A Function‐Structure‐Integrated Optical Fingertip with Rigid‐Soft Coupling Enabling Self‐Decoupled Multimodal Underwater Sensing

ABSTRACT Achieving reliable underwater force‐feedback grasping and sensing remains a grand challenge due to system fragmentation, spatiotemporal desynchronization, and poor stability in aquatic environments. Here, we report a function–structure–integrated optical fingertip sensor that synergistically combines multimodal perception with a rigid–soft hybrid bionic design. Embedded distributed fiber Bragg gratings (FBGs) and a structurally decoupled architecture enable simultaneous sensing of contact force (60 ms response), slip, temperature (7.53 pm/ C), and underwater pressure (2.57 pm/kPa). Functional partitioning of the flexible skin, skeletal frame, and internal diaphragm allows unified contact, state, and environmental perception within a centimeter‐scale device. A bioinspired protruding interface amplifies local strain while effectively decoupling normal and tangential forces. In addition, the sensor demonstrates outstanding electromagnetic‐interference immunity, long‐term operational reliability, and robust underwater sealing, enabling stable performance in complex aquatic environments.
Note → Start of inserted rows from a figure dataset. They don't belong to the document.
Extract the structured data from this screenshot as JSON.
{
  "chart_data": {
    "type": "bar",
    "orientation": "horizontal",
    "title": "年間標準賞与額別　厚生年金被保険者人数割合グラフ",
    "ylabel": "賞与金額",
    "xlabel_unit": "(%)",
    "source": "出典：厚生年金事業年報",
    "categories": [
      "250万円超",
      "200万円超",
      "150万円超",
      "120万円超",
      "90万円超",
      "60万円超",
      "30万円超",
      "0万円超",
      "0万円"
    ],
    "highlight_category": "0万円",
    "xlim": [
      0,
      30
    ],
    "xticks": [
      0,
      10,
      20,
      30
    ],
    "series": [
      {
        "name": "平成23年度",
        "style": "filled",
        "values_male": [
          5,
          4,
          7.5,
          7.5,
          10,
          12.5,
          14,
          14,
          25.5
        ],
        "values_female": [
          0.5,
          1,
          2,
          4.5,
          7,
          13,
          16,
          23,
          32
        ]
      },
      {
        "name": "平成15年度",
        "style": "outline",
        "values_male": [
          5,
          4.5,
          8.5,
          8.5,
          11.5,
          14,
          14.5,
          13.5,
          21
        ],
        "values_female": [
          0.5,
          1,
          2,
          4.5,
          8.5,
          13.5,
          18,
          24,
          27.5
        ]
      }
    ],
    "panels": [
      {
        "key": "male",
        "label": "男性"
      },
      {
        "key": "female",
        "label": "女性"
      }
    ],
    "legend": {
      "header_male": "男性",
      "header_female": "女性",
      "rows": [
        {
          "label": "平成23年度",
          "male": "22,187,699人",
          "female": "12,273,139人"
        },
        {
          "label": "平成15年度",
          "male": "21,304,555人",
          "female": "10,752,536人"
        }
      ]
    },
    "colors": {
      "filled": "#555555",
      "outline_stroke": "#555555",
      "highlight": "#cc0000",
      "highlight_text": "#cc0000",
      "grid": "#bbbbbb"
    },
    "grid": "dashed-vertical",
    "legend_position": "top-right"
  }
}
Experiments show high classification accuracy (97.9% hardness; 100% roughness) and excellent pressure‐sensing linearity . We additionally developed a cable‐driven dual‐finger underwater system enabling synchronous multimodal monitoring and adaptive stable grasping under buoyancy‐induced disturbances through integrated force–slip feedback. This work delivers the first miniaturized optical fingertip unifying underwater grasping and environmental perception, establishing a new paradigm for real‐time, robust underwater multimodal sensing, manipulation, and intelligent ocean‐interaction technologies.